Kementerian Kesehatan (Kemenkes) mengonfirmasi sembilan orang terpapar radioaktif Cesium-137 (Cs-137) di Kawasan Industri Cikande, Serang, Banten. Temuan ini berdasarkan hasil pemeriksaan whole-body counter (WBC) terhadap 1.562 pekerja dan warga sekitar. Seluruh pasien dilaporkan tanpa gejala dan dalam kondisi baik.

“Untuk perawatannya diberikan obat prussian blue,” kata Kepala Biro Komunikasi dan Informasi Publik Kemenkes, Aji Muhawarman, di Jakarta, Jumat (3/10/2025), dikutip dari Antara.

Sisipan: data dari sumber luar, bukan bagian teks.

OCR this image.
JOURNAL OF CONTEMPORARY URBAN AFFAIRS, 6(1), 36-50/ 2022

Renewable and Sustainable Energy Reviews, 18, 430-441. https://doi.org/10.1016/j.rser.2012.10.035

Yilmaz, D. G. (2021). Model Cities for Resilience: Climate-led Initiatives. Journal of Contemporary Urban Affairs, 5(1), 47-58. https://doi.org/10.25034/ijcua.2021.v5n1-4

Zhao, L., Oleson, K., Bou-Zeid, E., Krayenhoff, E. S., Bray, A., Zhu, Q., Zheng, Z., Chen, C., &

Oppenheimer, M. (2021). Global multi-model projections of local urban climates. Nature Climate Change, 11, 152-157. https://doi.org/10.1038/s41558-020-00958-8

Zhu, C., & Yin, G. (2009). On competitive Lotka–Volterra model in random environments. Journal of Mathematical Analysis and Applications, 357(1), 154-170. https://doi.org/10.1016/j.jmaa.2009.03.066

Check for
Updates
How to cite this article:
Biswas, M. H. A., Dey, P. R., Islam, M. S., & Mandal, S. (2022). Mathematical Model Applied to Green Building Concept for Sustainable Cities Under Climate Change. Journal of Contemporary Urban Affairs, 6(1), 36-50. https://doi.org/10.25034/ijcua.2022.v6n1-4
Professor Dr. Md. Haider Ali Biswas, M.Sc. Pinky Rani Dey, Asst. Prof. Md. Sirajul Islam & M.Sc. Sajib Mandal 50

Kemenkes menjelaskan paparan Cs-137 berpotensi menimbulkan dampak serius. Dalam jangka pendek, paparan tinggi bisa menyebabkan sindrom radiasi akut berupa mual, muntah, diare, hingga penurunan sel darah putih. Sementara paparan rendah yang berulang dapat meningkatkan risiko kanker akibat kerusakan DNA.

Kasus ini mencuat setelah Badan Pengawas Obat dan Makanan (FDA) Amerika Serikat menemukan jejak Cs-137 pada produk udang beku asal Indonesia. FDA kemudian melarang seluruh pengiriman udang beku dan cengkih dari dua perusahaan Indonesia, PT Bahari Makmur Sejati (BMS) dan PT Natural Java Spice. Pemerintah Indonesia menetapkan Kawasan Industri Cikande sebagai Kejadian Khusus Cemaran Radiasi Cs-137 dan membentuk Satgas lintas lembaga untuk memperketat pengawasan.

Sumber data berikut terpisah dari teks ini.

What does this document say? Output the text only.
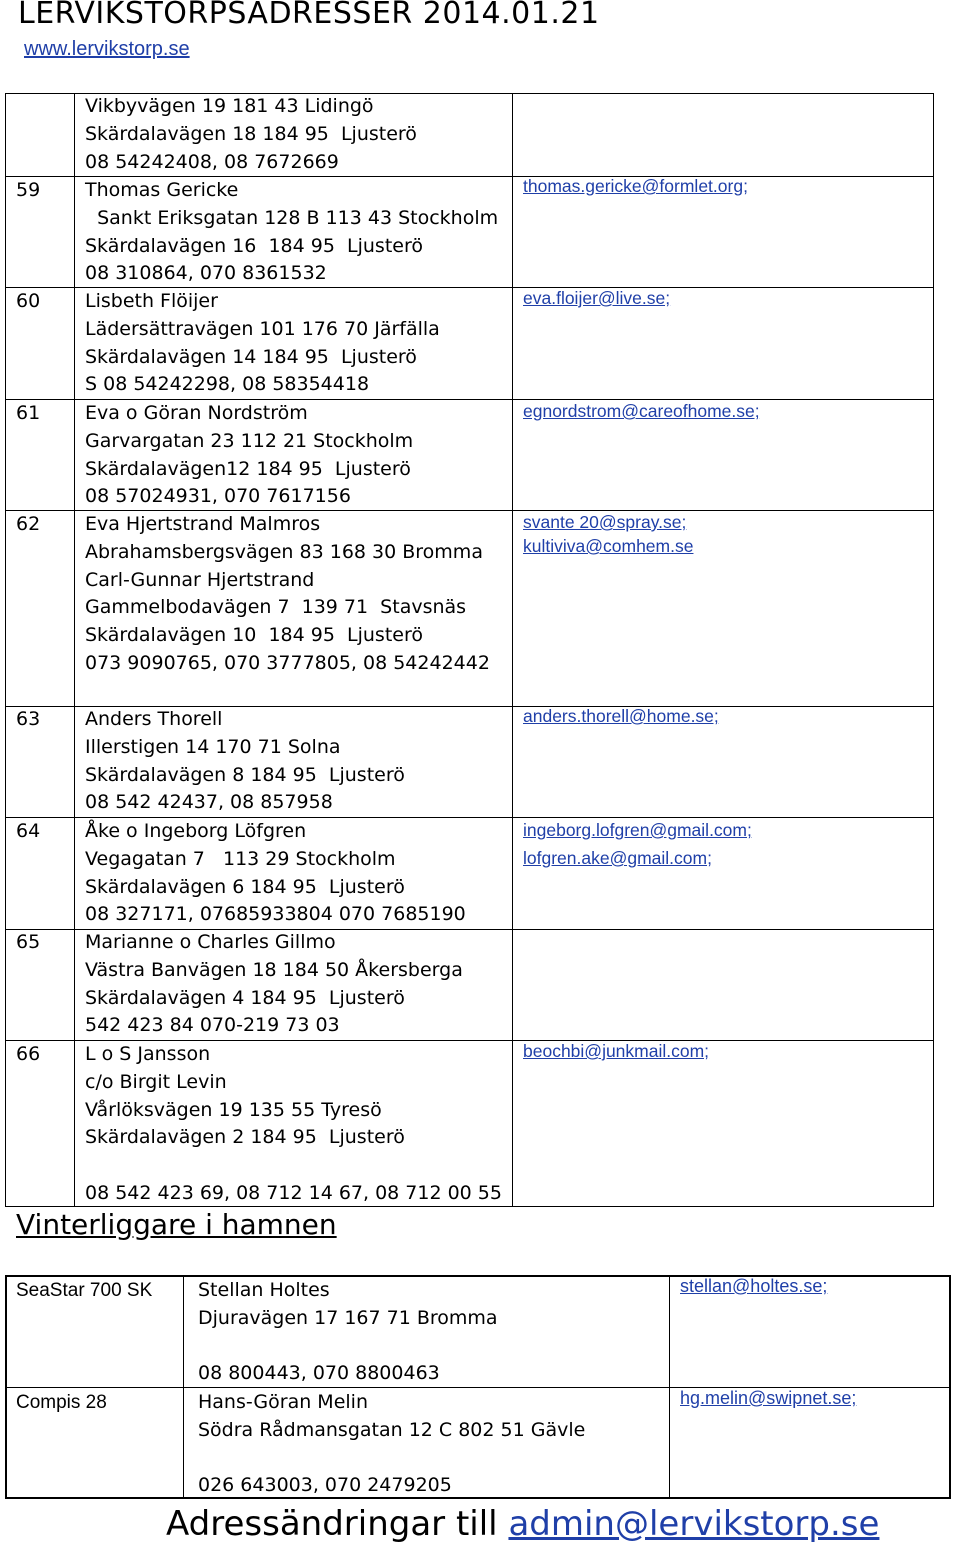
LERVIKSTORPSADRESSER 2014.01.21
www.lervikstorp.se
Vikbyvägen 19 181 43 Lidingö
Skärdalavägen 18 184 95  Ljusterö
08 54242408, 08 7672669
59 Thomas Gericke
Sankt Eriksgatan 128 B 113 43 Stockholm
Skärdalavägen 16  184 95  Ljusterö
08 310864, 070 8361532
thomas.gericke@formlet.org;
60 Lisbeth Flöijer
Lädersättravägen 101 176 70 Järfälla
Skärdalavägen 14 184 95  Ljusterö
S 08 54242298, 08 58354418
eva.floijer@live.se;
61 Eva o Göran Nordström
Garvargatan 23 112 21 Stockholm
Skärdalavägen12 184 95  Ljusterö
08 57024931, 070 7617156
egnordstrom@careofhome.se;
62 Eva Hjertstrand Malmros
Abrahamsbergsvägen 83 168 30 Bromma
Carl-Gunnar Hjertstrand
Gammelbodavägen 7  139 71  Stavsnäs
Skärdalavägen 10  184 95  Ljusterö
073 9090765, 070 3777805, 08 54242442
svante 20@spray.se;
kultiviva@comhem.se
63 Anders Thorell
Illerstigen 14 170 71 Solna
Skärdalavägen 8 184 95  Ljusterö
08 542 42437, 08 857958
anders.thorell@home.se;
64 Åke o Ingeborg Löfgren
Vegagatan 7   113 29 Stockholm
Skärdalavägen 6 184 95  Ljusterö
08 327171, 07685933804 070 7685190
ingeborg.lofgren@gmail.com;
lofgren.ake@gmail.com;
65 Marianne o Charles Gillmo
Västra Banvägen 18 184 50 Åkersberga
Skärdalavägen 4 184 95  Ljusterö
542 423 84 070-219 73 03
66 L o S Jansson
c/o Birgit Levin
Vårlöksvägen 19 135 55 Tyresö
Skärdalavägen 2 184 95  Ljusterö
08 542 423 69, 08 712 14 67, 08 712 00 55
beochbi@junkmail.com;
Vinterliggare i hamnen
SeaStar 700 SK Stellan Holtes
Djuravägen 17 167 71 Bromma
08 800443, 070 8800463
stellan@holtes.se;
Compis 28	Hans-Göran Melin
Södra Rådmansgatan 12 C 802 51 Gävle
026 643003, 070 2479205
hg.melin@swipnet.se;
Adressändringar till admin@lervikstorp.se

Investigasi menemukan material slag hasil peleburan yang mengandung Cs-137 ditimbun di kawasan industri tersebut. Satgas telah mengidentifikasi 10 titik radiasi, dua di antaranya berhasil didekontaminasi. Material radioaktif dipindahkan ke gudang PT Peter Metal Technology Indonesia, yang dikonfirmasi sebagai sumber pencemaran.

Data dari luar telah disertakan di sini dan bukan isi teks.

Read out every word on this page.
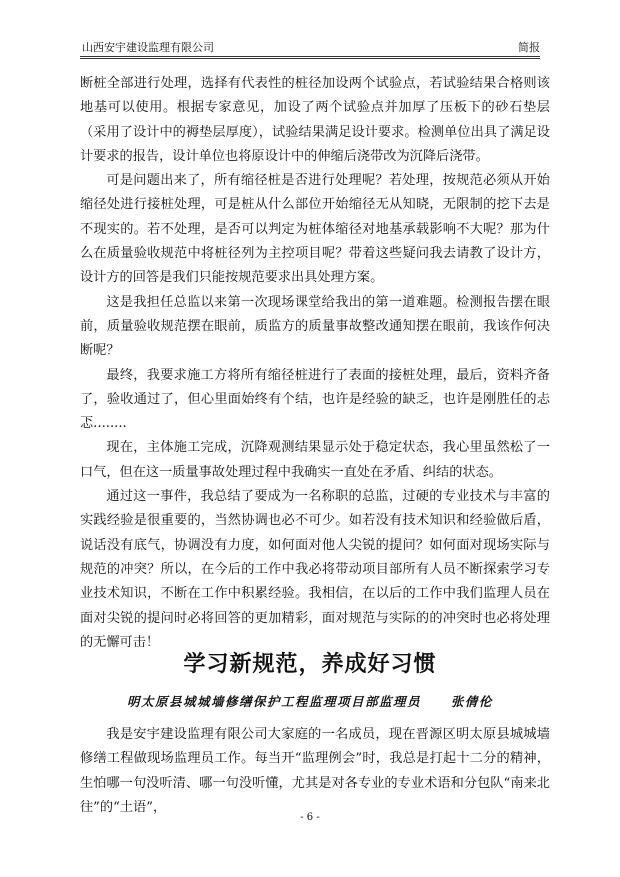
山西安宇建设监理有限公司	简报

断桩全部进行处理，选择有代表性的桩径加设两个试验点，若试验结果合格则该地基可以使用。根据专家意见，加设了两个试验点并加厚了压板下的砂石垫层（采用了设计中的褥垫层厚度），试验结果满足设计要求。检测单位出具了满足设计要求的报告，设计单位也将原设计中的伸缩后浇带改为沉降后浇带。

可是问题出来了，所有缩径桩是否进行处理呢？若处理，按规范必须从开始缩径处进行接桩处理，可是桩从什么部位开始缩径无从知晓，无限制的挖下去是不现实的。若不处理，是否可以判定为桩体缩径对地基承载影响不大呢？那为什么在质量验收规范中将桩径列为主控项目呢？带着这些疑问我去请教了设计方，设计方的回答是我们只能按规范要求出具处理方案。

这是我担任总监以来第一次现场课堂给我出的第一道难题。检测报告摆在眼前，质量验收规范摆在眼前，质监方的质量事故整改通知摆在眼前，我该作何决断呢？

最终，我要求施工方将所有缩径桩进行了表面的接桩处理，最后，资料齐备了，验收通过了，但心里面始终有个结，也许是经验的缺乏，也许是刚胜任的忐忑........

现在，主体施工完成，沉降观测结果显示处于稳定状态，我心里虽然松了一口气，但在这一质量事故处理过程中我确实一直处在矛盾、纠结的状态。

通过这一事件，我总结了要成为一名称职的总监，过硬的专业技术与丰富的实践经验是很重要的，当然协调也必不可少。如若没有技术知识和经验做后盾，说话没有底气，协调没有力度，如何面对他人尖锐的提问？如何面对现场实际与规范的冲突？所以，在今后的工作中我必将带动项目部所有人员不断探索学习专业技术知识，不断在工作中积累经验。我相信，在以后的工作中我们监理人员在面对尖锐的提问时必将回答的更加精彩，面对规范与实际的的冲突时也必将处理的无懈可击！

学习新规范，养成好习惯
明太原县城城墙修缮保护工程监理项目部监理员 张倩伦

我是安宇建设监理有限公司大家庭的一名成员，现在晋源区明太原县城城墙修缮工程做现场监理员工作。每当开“监理例会”时，我总是打起十二分的精神，生怕哪一句没听清、哪一句没听懂，尤其是对各专业的专业术语和分包队“南来北往”的“土语”，

- 6 -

Menko Pangan Zulkifli Hasan menambahkan, kontaminasi Cs-137 menyebar ke kontainer ekspor udang beku akibat bubuk scrap besi yang diduga berasal dari Filipina. Dari 14 kontainer di Tanjung Priok, sebagian telah diekspor ulang. Pemerintah memastikan proses remediasi akan berlangsung beberapa bulan hingga kawasan benar-benar pulih.